Redacción (Viernes, 08-03-2019, Gaudium Press) En su maravilloso libro «El don de Sabiduría en la Mente, Vida y Obra de Plinio Corrêa de Oliveira», Mons. Juan Clá indica que el inicio de la Sabiduría es la inocencia, entendida esta no solo como una preservación en materia de castidad o la ausencia de pecado, sino como «un conjunto de instintos y de propensiones que son nobles, porque infundidos por Él [Dios], proporcionándole así [al niño o al adulto que preservó la inocencia] la capacidad de juzgar de forma honesta y escoger siempre lo mejor». 1 Es decir, la inocencia es un conjunto límpido de inclinaciones puestas por el Creador hacia lo mejor, que genera una rectitud en el juicio: en el fondo son inclinaciones hacia Dios, Optimo Maximo. Es la inocencia una fidelidad a esas inclinaciones que nos mueven a la virtud, a la santidad, y a la nobleza en materia temporal.

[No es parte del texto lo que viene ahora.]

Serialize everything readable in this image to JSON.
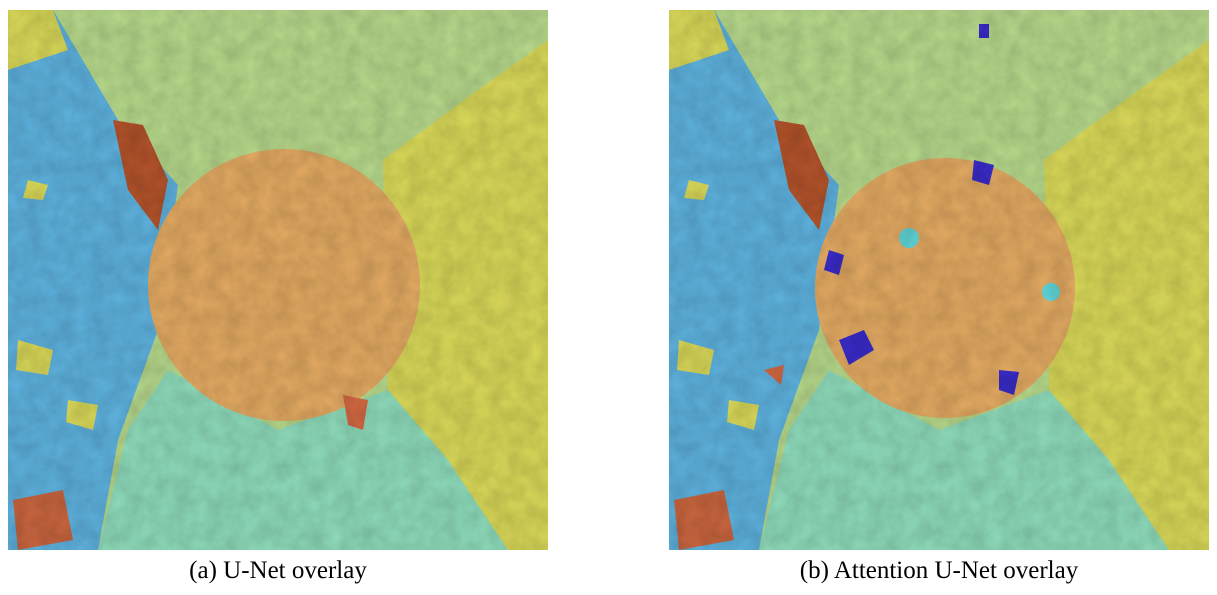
{
  "figure": {
    "subfigures": [
      {
        "caption": "(a) U-Net overlay"
      },
      {
        "caption": "(b) Attention U-Net overlay"
      }
    ]
  }
}
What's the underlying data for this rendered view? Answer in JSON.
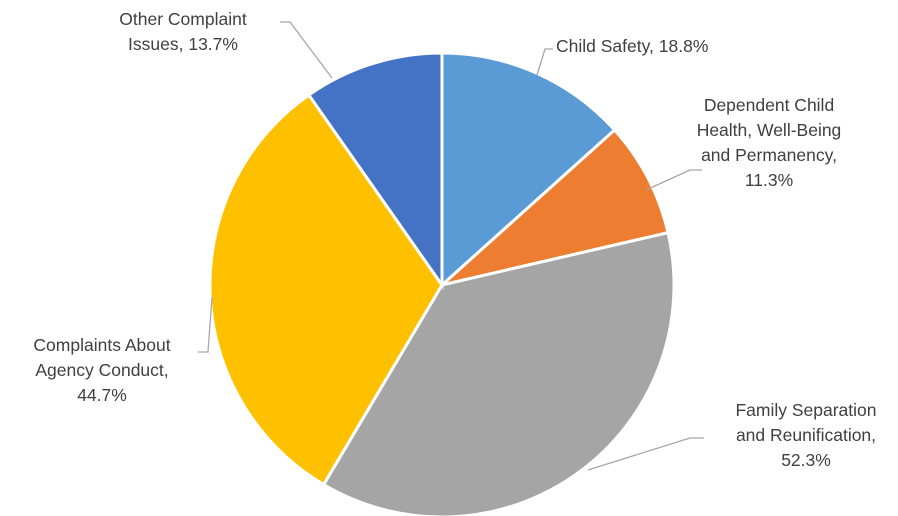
{
  "chart_data": {
    "type": "pie",
    "title": "",
    "slices": [
      {
        "name": "Child Safety",
        "percent_label": "18.8%",
        "value": 18.8,
        "color": "#5B9BD5",
        "label_lines": [
          "Child Safety, 18.8%"
        ]
      },
      {
        "name": "Dependent Child Health, Well-Being and Permanency",
        "percent_label": "11.3%",
        "value": 11.3,
        "color": "#ED7D31",
        "label_lines": [
          "Dependent Child",
          "Health, Well-Being",
          "and Permanency,",
          "11.3%"
        ]
      },
      {
        "name": "Family Separation and Reunification",
        "percent_label": "52.3%",
        "value": 52.3,
        "color": "#A5A5A5",
        "label_lines": [
          "Family Separation",
          "and Reunification,",
          "52.3%"
        ]
      },
      {
        "name": "Complaints About Agency Conduct",
        "percent_label": "44.7%",
        "value": 44.7,
        "color": "#FFC000",
        "label_lines": [
          "Complaints About",
          "Agency Conduct,",
          "44.7%"
        ]
      },
      {
        "name": "Other Complaint Issues",
        "percent_label": "13.7%",
        "value": 13.7,
        "color": "#4472C4",
        "label_lines": [
          "Other Complaint",
          "Issues, 13.7%"
        ]
      }
    ],
    "start_angle_deg": 0,
    "direction": "clockwise",
    "legend": "none",
    "data_labels": "outside with leader lines"
  }
}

Tendencias hacia lo excelente, que hacen que el inocente aprecie las bellas y buenas cosas que le ofrece la vida.
Así describe Plinio Corrêa de Oliveira lo que ocurría con él:
Yo disfrutaba calmamente todo el provecho que un niño inocente puede tener en la vida, lo que me hacía palpitar de contento. Por otro lado, Nuestra Señora me ayudaba a ver lo que la vida tenía de bueno y recto. Entretanto, por la ordenación con que la gracia ponía eso en mi alma, la fuente principal de esa felicidad no era propiamente tal cosa o tal otra, sino, sí, notar que ellas eran en el fondo, santas. Eso me traía muchas consolaciones espirituales, no tanto por pensar en el Cielo, sino por el nexo de aquellas cosas con él [el Cielo] y por verlo reflejado en ellas. Así ¡en la vida de todos los días, yo tenía cien alegrías! 2
Es claro que todos los seres humanos hemos tenido ese tipo de alegrías, como por ejemplo la felicidad especial que se puede experimentar ante un bello atardecer, o en la contemplación del rostro de un niño inocente. Ahora, lo interesante es notar aquí cómo -en el pensamiento y vivencia del Dr. Plinio- la alegría o consolación espiritual le sobrevenía no de la mera cosa en sí, ni tampoco de un remitirse meramente al reino celestial, sino de percibir la ligación que las cosas tenían con el Cielo, y por tanto con Dios. Nos parece que queda aquí definida de la manera más sucinta la Via Pulchritudinis, la Vía de la Belleza para llegar a Dios.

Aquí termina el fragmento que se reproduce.